Hooray, I've Been Indicted
Being charged with conspiring to aid overseas jihadists normally wouldn't be good news--unless you've been in isolation for three years with no charges to fight. But when Jose Padilla learned last week that he had been indicted, "he was extremely happy," his attorney Andrew Patel told TIME. Padilla, a U.S. citizen who has been held as an "enemy combatant" by the military since mid-2002, will be transferred from a Navy brig to a federal prison and, more important, will get a trial date.
By moving Padilla into the criminal-justice system, the Bush Administration may be able to avoid a Supreme Court review of Padilla's status as an enemy combatant, a thorny legal issue. But his attorneys note that if the court doesn't rule on the matter, other U.S. citizens could be detained indefinitely without being charged, as could Padilla again.

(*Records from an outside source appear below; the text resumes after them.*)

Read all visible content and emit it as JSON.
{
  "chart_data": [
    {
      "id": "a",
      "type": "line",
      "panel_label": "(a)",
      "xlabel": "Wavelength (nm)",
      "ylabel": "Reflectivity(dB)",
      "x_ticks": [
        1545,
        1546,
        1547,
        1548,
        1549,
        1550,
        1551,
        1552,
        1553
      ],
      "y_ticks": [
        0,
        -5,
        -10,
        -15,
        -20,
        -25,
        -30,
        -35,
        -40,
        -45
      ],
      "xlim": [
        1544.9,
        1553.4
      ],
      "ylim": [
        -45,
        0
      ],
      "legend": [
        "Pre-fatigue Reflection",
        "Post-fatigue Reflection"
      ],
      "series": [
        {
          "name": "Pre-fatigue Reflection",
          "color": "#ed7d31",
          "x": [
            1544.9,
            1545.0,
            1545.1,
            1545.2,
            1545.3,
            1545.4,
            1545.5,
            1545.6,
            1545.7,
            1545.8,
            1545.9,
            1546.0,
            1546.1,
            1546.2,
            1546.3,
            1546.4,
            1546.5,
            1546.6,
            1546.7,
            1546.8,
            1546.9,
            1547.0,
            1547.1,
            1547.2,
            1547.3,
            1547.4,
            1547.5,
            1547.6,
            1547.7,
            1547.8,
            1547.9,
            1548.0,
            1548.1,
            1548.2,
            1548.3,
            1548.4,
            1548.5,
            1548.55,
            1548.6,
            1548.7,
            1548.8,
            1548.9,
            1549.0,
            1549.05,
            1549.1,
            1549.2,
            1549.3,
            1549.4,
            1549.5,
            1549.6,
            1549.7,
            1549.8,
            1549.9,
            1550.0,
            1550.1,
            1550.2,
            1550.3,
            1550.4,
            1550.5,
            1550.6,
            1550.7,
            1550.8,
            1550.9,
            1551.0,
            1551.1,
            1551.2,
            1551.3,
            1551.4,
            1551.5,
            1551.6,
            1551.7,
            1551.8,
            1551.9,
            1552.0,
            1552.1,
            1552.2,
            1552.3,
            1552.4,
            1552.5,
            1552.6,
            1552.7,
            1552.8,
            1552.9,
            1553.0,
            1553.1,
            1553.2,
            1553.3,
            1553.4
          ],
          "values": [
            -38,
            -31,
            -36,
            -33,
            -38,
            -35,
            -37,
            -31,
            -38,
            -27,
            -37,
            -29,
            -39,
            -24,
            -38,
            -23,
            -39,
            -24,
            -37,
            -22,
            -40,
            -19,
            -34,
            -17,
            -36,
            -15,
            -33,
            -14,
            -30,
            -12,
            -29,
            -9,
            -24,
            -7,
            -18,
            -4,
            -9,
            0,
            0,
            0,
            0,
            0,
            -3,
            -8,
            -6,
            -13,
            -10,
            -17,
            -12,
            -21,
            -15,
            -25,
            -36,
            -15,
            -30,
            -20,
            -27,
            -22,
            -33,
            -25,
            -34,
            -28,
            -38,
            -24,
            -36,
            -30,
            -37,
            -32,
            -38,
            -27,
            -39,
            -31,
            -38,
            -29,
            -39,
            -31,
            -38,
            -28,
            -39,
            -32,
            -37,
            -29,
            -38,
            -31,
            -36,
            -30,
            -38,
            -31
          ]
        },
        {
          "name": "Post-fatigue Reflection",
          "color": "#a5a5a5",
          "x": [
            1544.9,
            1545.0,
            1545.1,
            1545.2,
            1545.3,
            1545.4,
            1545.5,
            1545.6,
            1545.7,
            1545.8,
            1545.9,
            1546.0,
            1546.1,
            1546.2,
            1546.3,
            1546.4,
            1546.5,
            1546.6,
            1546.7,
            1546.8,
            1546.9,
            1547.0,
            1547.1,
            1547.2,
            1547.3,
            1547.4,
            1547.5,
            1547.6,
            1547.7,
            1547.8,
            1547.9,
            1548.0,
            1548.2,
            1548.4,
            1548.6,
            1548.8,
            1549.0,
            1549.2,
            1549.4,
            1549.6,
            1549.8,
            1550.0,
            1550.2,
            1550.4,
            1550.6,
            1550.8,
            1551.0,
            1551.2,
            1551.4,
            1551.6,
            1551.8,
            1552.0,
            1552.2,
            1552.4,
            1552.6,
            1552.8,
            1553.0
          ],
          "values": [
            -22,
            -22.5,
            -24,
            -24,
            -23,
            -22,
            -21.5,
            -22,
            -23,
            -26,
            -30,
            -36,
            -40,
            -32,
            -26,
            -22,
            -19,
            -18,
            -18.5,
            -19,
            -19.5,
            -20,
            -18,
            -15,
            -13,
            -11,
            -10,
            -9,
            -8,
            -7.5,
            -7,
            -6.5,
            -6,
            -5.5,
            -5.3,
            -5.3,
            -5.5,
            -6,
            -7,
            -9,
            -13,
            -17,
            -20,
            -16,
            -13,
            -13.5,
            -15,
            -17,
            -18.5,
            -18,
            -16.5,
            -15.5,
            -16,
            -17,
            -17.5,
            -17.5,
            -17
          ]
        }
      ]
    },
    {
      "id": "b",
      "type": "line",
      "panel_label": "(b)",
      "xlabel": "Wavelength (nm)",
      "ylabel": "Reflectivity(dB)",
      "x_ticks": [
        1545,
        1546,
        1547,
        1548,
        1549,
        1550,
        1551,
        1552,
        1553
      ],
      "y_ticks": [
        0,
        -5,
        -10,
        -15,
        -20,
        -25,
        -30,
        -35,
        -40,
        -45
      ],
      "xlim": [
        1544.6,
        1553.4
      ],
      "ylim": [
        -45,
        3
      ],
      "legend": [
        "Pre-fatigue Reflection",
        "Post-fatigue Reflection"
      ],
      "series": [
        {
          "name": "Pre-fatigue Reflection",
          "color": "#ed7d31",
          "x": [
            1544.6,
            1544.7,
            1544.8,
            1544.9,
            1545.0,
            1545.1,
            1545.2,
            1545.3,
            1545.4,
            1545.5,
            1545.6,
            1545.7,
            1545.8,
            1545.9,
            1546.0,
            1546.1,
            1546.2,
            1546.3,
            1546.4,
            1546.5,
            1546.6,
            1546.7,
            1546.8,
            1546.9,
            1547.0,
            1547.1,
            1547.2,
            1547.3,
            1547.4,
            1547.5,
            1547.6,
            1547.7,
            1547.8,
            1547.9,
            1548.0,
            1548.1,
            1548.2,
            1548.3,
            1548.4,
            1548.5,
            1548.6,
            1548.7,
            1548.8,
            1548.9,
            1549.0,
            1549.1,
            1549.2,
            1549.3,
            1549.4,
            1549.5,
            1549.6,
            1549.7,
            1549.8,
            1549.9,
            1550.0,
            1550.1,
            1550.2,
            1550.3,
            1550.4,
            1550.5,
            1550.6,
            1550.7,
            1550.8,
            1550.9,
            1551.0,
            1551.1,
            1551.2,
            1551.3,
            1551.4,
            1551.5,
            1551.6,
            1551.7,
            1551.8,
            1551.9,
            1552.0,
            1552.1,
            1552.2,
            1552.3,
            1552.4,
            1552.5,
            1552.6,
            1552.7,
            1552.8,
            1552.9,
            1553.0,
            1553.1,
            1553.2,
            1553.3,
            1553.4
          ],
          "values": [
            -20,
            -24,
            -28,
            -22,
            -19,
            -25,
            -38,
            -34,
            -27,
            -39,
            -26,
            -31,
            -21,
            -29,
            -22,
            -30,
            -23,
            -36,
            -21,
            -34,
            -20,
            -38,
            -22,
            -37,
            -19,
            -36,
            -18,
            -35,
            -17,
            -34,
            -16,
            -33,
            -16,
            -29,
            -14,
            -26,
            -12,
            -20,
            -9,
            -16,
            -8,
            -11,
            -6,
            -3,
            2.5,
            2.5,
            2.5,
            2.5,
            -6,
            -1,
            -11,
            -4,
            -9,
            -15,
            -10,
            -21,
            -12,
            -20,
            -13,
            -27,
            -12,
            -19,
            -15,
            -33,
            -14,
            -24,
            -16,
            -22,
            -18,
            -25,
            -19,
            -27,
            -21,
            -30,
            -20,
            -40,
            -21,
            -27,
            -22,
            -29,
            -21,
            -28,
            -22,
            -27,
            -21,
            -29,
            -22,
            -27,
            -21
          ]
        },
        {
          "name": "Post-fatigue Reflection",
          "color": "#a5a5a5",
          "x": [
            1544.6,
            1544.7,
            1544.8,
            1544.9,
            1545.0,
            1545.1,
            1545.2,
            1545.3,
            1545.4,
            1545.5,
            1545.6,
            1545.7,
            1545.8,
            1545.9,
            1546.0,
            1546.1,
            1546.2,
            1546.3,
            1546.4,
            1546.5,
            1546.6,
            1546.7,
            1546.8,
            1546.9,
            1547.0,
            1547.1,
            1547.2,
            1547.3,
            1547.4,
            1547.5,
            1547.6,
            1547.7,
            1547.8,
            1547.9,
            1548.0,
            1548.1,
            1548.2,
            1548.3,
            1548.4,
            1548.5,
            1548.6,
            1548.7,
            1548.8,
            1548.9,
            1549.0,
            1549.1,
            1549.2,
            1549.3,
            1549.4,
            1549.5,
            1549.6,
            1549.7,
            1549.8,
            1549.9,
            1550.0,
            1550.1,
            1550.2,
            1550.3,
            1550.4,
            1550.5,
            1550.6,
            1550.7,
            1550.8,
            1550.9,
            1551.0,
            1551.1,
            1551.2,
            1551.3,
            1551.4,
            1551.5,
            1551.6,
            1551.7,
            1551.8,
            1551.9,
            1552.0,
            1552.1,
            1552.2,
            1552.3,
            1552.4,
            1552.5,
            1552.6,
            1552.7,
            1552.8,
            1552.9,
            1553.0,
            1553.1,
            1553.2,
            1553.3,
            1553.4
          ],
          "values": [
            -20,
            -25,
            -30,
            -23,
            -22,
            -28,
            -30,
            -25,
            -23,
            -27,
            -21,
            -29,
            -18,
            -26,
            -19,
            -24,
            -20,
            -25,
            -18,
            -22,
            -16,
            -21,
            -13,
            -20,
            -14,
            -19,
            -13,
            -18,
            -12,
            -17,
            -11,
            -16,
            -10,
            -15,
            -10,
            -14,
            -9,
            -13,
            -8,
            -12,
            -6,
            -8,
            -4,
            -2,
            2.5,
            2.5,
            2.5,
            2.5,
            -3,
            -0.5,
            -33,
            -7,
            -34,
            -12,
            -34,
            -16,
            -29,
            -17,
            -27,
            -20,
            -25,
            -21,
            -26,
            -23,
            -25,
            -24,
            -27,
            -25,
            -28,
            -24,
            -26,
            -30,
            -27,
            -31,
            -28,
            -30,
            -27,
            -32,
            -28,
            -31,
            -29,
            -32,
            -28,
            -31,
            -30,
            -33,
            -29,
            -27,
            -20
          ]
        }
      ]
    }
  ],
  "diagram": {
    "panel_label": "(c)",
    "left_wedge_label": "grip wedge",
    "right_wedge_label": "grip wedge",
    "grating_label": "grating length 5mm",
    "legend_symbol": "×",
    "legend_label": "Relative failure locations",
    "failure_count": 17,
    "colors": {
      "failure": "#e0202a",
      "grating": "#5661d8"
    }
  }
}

Missing from the indictment are allegations that Padilla planned to detonate a dirty bomb or blow up apartment buildings. Evidence for those charges came from captured al-Qaeda helmsmen Khalid Sheikh Mohammed and Abu Zubaydah, who have undergone the sort of coercive interrogation treatment, including waterboarding, that can induce people to lie. "It would have been very difficult to use that in court," said a Justice Department official. Expect pretrial skirmishes over such issues as access to classified information and, possibly, the effects of three years of isolation on Padilla's psyche. Said Patel: "He's been alone, with a capital A."